Spesso è in strada e parla ai turisti, cosa le chiedono? Lei cosa racconta?
“Da qualche anno amo passare parte del mio tempo in giro per il paese, di solito la mattina soprattutto nei giorni di festa. Dopo una sosta al bar dove leggo anche il giornale, mi metto in attesa di qualche turista. Per prima cosa chiedo se sono italiani e poi dopo i primi convenevoli mi rendo conto se hanno piacere della mia compagnia. Di solito facciamo un giro tra i vicoli rispondo alle loro domande, beninteso senza pretendere di essere una guida anche perché non ne ho la competenza. Mi accorgo tuttavia di essere ben gradito e spesso mi diletto anche a cantare qualche canzone la mia preferita è Rose rosse di Massimo Ranieri). In poche parole gli tengo compagnia e allo stesso tempo mi fanno compagnia. Alla mia età ne ho bisogno, qui in paese ne sono rimasti pochissimi di novantenni forse due o tre di cui uno è stato anche sindaco in passato. Sono perlopiù malmessi ed io voglio sfruttare al massimo la mia buona condizione di salute stando in mezzo alla gente”.
Come è cambiato il paese rispetto a una volta?

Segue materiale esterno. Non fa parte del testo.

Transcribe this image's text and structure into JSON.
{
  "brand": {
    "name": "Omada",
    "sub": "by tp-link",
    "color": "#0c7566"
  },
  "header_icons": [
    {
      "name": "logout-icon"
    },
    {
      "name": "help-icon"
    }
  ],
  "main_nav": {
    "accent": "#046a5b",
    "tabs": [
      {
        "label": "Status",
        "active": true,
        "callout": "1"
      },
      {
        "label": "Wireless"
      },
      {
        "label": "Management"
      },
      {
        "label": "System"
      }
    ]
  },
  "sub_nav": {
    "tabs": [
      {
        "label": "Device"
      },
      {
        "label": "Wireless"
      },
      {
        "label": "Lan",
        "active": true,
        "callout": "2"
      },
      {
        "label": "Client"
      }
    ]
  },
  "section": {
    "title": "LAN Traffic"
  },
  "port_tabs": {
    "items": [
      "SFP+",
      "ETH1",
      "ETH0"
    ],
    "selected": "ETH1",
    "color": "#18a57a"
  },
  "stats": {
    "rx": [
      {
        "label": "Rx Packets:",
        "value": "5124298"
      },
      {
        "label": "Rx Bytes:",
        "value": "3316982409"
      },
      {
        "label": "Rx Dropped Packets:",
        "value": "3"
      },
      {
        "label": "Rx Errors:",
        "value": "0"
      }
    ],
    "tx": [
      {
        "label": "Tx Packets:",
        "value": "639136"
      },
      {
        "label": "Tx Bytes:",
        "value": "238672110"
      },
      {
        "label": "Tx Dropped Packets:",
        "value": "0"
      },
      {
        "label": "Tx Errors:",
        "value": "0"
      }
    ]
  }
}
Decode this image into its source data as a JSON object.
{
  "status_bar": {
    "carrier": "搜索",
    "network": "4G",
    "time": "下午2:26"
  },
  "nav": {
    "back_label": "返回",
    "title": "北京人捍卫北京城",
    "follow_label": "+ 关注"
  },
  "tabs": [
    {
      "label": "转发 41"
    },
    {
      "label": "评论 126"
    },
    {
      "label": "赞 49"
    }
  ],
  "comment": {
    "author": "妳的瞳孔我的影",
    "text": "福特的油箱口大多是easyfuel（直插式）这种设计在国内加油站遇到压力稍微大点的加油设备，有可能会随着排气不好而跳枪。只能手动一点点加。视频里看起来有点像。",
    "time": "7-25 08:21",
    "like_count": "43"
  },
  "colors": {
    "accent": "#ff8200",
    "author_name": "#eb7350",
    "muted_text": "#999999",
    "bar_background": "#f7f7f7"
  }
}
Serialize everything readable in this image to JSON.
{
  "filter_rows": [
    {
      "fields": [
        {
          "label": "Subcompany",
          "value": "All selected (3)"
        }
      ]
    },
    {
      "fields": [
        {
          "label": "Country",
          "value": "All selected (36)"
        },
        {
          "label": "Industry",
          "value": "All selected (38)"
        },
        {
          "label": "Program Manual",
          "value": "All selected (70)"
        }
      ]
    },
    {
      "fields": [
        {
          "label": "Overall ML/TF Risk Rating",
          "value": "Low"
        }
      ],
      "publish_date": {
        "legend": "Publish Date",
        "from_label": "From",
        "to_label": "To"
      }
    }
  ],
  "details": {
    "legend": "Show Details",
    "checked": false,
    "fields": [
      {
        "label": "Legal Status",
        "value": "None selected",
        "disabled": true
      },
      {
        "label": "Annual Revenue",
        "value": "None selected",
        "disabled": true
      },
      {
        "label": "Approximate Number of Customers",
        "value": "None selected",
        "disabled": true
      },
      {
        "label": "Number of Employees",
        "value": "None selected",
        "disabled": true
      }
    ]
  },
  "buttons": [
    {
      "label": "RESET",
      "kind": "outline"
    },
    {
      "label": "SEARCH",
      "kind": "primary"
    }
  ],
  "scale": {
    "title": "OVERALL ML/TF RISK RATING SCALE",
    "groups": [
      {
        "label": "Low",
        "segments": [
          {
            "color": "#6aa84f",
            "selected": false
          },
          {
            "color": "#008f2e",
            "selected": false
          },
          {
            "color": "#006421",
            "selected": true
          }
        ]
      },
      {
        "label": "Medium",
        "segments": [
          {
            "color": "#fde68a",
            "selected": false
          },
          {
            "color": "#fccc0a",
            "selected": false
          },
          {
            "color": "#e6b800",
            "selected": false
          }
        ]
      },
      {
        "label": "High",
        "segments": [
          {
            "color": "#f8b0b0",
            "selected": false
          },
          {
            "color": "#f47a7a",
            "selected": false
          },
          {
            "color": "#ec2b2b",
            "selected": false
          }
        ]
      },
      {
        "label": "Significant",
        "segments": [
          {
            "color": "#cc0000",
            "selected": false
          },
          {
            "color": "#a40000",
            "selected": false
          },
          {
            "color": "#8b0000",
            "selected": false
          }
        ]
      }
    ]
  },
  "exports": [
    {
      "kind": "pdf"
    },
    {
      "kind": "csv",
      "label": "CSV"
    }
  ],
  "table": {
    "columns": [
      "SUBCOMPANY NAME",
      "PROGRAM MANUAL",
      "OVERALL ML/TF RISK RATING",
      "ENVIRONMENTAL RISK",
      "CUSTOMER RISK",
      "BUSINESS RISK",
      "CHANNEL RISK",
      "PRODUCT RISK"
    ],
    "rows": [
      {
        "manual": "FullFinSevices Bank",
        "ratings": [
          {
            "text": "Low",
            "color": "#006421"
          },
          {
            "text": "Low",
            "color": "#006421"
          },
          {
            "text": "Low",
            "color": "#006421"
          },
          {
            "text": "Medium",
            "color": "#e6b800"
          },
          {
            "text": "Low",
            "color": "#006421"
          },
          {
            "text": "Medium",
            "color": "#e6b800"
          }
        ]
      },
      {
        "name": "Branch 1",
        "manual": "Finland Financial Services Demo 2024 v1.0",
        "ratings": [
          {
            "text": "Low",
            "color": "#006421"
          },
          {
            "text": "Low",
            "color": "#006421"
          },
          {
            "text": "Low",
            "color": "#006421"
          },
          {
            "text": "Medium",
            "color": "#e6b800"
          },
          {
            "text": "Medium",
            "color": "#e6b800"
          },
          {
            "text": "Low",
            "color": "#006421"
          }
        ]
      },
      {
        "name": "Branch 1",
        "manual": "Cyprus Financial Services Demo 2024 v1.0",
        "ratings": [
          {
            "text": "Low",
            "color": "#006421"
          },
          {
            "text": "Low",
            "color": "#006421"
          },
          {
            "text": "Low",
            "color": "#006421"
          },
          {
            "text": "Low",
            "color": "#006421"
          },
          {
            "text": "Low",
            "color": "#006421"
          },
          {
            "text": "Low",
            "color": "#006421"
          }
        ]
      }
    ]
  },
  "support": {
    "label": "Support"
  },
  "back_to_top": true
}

“È cambiato molto. C’è stato un momento di crisi un po’ di anni fa dovuto alla diminuzione del lavoro alla Piaggio. Tanti concittadini erano rimasti senza lavoro. Poi, con il progetto della discarica ormai consolidato, nel giro di pochi anni il nostro è diventato un comune ricco e ne hanno beneficiato tutti soprattutto chi aveva proprietà immobiliari. Ormai ogni spazio disponibile è in vendita o in affitto ed è un fiorire di trattorie e bar. Da una parte tutto questo afflusso di turisti porta benessere ma dall’altra si sono perse tante piccole botteghe. Ne ricordo una in particolare in fondo al paese, era solo una stanza ma vendeva tanti prodotti di agraria. Io ci andavo a comprare il panìco per il mio cardellino. Adesso quella stanza è una gelateria. Attualmente il centro storico è percorso soltanto da piccole auto elettriche .Ne abbiamo a disposizione 32 utilizzate perlopiù da artigiani e commercianti del centro. Tante sono le iniziative enogastronomiche e culturali che nascono e attirano visitatori, soprattutto dopo l’enorme pubblicità dovuta all’elezione di Borgo più bello 2024”.
Bene Dide, la ringraziamo moltissimo per aver condiviso con noi i suoi ricordi. Come ultima domanda le chiediamo: cosa consiglierebbe a un giovane di oggi sulla base della sua lunga esperienza? “Semplicemente di studiare. Di mettere passione nell’apprendere e approfondire le materie per cui ci si sente portati. Io ho sofferto tanto il fatto di essere ignorante, ho lavorato fino a ottanta anni con passione ma sempre con il cruccio di non essere all’altezza, un po’ di cultura mi avrebbe fatto sentire un uomo migliore”.